Short, graceful ruminations from one of our greatest military historians on the ugliest of topics: the nature and impact of armed conflict.
Unlike the epic histories for which he is best known, Keegan (The First World War, 1999, etc.) fashioned these essays for delivery over the BBC as the 1998 Reith Lectures. Yet, though his medium is different, he speaks in the same assured voice, with absolute command of his material and respect for the awful gravity of his subject. He concentrates not on stories but five themes: war’s impact on the modern world, its origins, relation to the state, effect on the individual, and prospects for its abolition. The development of agriculture, he infers from archaeological evidence, may have led to defenses against roaming hunters. War’s very savagery led men to agonize over its morality, and eventually elaborate rules governing its conduct were created—notably by Christianity (which required penance for shedding a fellow Christian’s blood) and Islam (whose holy book forbade violence against all who submitted to Muslim rule). Only in the 19th century did war become a feared mass killer, following the Civil War and the Clausewitz dictum that war is the continuation of politics by other means (which Keegan charges with “polluting civilized thought about how wars could and should be fought”). The author grounds his overarching theories with some particularly vivid anecdotes. A telegraph boy on a bicycle, he notes in one searing image, became an “omen of terror” for parents and wives during the two world wars, for he frequently brought news of the death of sons and husbands in the armed forces.
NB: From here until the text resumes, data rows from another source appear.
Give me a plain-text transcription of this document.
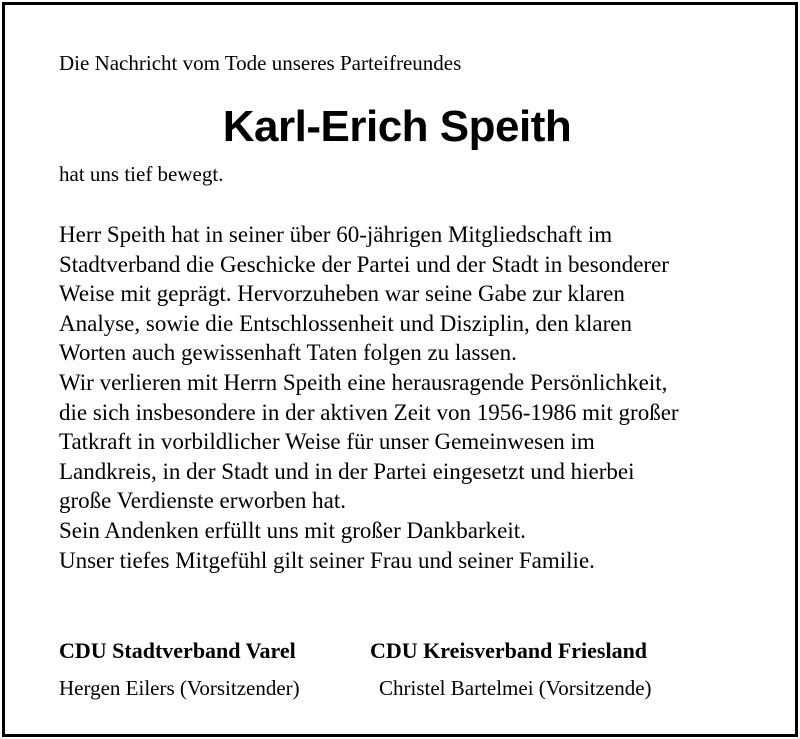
Die Nachricht vom Tode unseres Parteifreundes
Karl-Erich Speith
hat uns tief bewegt.
Herr Speith hat in seiner über 60-jährigen Mitgliedschaft im
Stadtverband die Geschicke der Partei und der Stadt in besonderer
Weise mit geprägt. Hervorzuheben war seine Gabe zur klaren
Analyse, sowie die Entschlossenheit und Disziplin, den klaren
Worten auch gewissenhaft Taten folgen zu lassen.
Wir verlieren mit Herrn Speith eine herausragende Persönlichkeit,
die sich insbesondere in der aktiven Zeit von 1956-1986 mit großer
Tatkraft in vorbildlicher Weise für unser Gemeinwesen im
Landkreis, in der Stadt und in der Partei eingesetzt und hierbei
große Verdienste erworben hat.
Sein Andenken erfüllt uns mit großer Dankbarkeit.
Unser tiefes Mitgefühl gilt seiner Frau und seiner Familie.
CDU Stadtverband Varel
Hergen Eilers (Vorsitzender)
CDU Kreisverband Friesland
Christel Bartelmei (Vorsitzende)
Although pessimistic about the possibility of ending war completely, Keegan believes that fears of the horrors of the last century will result in war’s ebbing as a destructive force. To that end, he urges restricting the distribution and production of cheap arms such as the mass-produced assault rifle.
Keegan aficionados will prefer his larger-scale chronicles and analyses, but neophytes will savor these exquisitely crafted miniatures.